王子の冠に隠された隣国の軍事機密を狙い舞踏会と言う名の死地に少女達が舞い』
『ほう・・・死地がお望みか楯無?』
突如としてズシンとプレッシャーが観客全員に襲い掛かるかのように
重くのしかかるような感触に丁度見ていた鈴がガタガタ震えながらこう言った。
『ち・・・千冬シャン?』ガタガタガタガタ
「ウォォォォォォォォイ!?大丈夫かよ鈴!!」
「鈴さんがまるで震える子犬みたいになってるー-!!」
弾と蘭がそう言って恐怖している鈴を慰めようとしていると・・・
千冬がこう続けた。
『貴様・・・誰に断ってこの劇を認めて貰ったのだ?』
『ええとですね・・・その。』ガタガタガタガタ
何やら震えるような音が聞こえるが千冬はこう続けた。
『然もだ、商品として織斑との相部屋とか誰が承認したのだエエエエ?』
『いやあのですね!これは・・・マリアナ海溝よりも深い理由が』
楯無がそう言いかけるが・・・千冬は静かにであるがこう言った。
『お前は私を怒らせすぎたようだ。
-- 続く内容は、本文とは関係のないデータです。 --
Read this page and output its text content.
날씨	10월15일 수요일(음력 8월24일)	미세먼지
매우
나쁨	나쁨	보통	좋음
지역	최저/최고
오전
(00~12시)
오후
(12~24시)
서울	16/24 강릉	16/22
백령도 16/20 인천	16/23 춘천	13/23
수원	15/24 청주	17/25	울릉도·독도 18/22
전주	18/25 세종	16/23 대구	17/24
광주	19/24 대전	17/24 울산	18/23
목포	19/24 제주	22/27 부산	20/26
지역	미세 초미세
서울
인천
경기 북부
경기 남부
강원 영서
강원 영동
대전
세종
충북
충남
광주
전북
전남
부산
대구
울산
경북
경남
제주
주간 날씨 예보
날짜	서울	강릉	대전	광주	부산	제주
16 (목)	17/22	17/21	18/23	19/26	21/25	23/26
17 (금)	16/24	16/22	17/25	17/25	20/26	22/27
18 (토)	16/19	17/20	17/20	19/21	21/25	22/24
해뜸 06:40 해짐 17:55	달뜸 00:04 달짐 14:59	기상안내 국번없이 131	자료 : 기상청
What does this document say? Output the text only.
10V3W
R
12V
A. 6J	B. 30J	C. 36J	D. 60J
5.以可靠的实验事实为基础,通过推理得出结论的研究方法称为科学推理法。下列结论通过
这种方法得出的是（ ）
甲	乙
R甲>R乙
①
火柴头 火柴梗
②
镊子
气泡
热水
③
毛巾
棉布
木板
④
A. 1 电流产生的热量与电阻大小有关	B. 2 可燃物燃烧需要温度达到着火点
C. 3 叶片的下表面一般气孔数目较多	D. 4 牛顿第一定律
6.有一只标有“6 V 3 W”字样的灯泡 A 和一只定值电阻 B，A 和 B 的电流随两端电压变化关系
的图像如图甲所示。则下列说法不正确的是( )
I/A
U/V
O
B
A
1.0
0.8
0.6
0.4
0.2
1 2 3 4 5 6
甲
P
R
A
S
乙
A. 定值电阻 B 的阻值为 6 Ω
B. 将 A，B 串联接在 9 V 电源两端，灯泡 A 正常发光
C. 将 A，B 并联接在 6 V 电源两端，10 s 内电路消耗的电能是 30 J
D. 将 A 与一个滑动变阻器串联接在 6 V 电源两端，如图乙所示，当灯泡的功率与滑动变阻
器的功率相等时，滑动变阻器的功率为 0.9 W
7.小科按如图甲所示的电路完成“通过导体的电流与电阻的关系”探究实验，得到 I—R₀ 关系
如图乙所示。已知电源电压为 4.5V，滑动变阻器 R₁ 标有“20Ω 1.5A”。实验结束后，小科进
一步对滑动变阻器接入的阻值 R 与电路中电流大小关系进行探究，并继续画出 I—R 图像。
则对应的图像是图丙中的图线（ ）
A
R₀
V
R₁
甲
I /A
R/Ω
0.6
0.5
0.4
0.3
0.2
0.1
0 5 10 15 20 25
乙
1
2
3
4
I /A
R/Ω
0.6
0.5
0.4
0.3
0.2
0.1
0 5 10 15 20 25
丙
』
その言葉と同時に・・・ドン!と言う音が聞こえたが楯無がそれを見て
悲鳴交じりでこう言った。
『アイエエエエエエエエエエ!!ナンデドウシテ!?ドウシテ
オリムラセンセイノカミガコンジキニ!!』
『おらは怒ったぞ!!フリ〇ザー------!!』
『ちょっと待って私フリ〇ザじゃないってプギャアアアアアアアアア!!』
その声と共に放送室から・・・楯無がお城のセット目掛けて
飛び出してきたのだ。
そしてセットにぶつかると・・・金色の長髪とかした千冬も飛び出してきて・・
・・・・・目を赤くして楯無を殴り飛ばした。
「グペア!?」
そしてその儘殴り飛ばされて床に叩きつけられるが千冬は其の儘・・・
「アおオオォォォォおおおおおお!!」
某汎用人型決戦兵器が自我を失って暴走するかのような状態
(旧テレビ版)みたいな感じで楯無を殴り始めたのだ。
何度も・・・何度も・・・何度も・・・・
・・・・・床が割れる迄殴る音は止まらなかった。
因みにだが・・・。
箒「一夏!千冬さんがキレてしまったぞ!!」ガタぶる
ベル「一夏・・・止めようよ。」ガタぶる
一夏「いや無理だってって言うか2人とも離れてって胸が挟まってるって!!」
一夏を中心に箒とベルが抱き着いていた。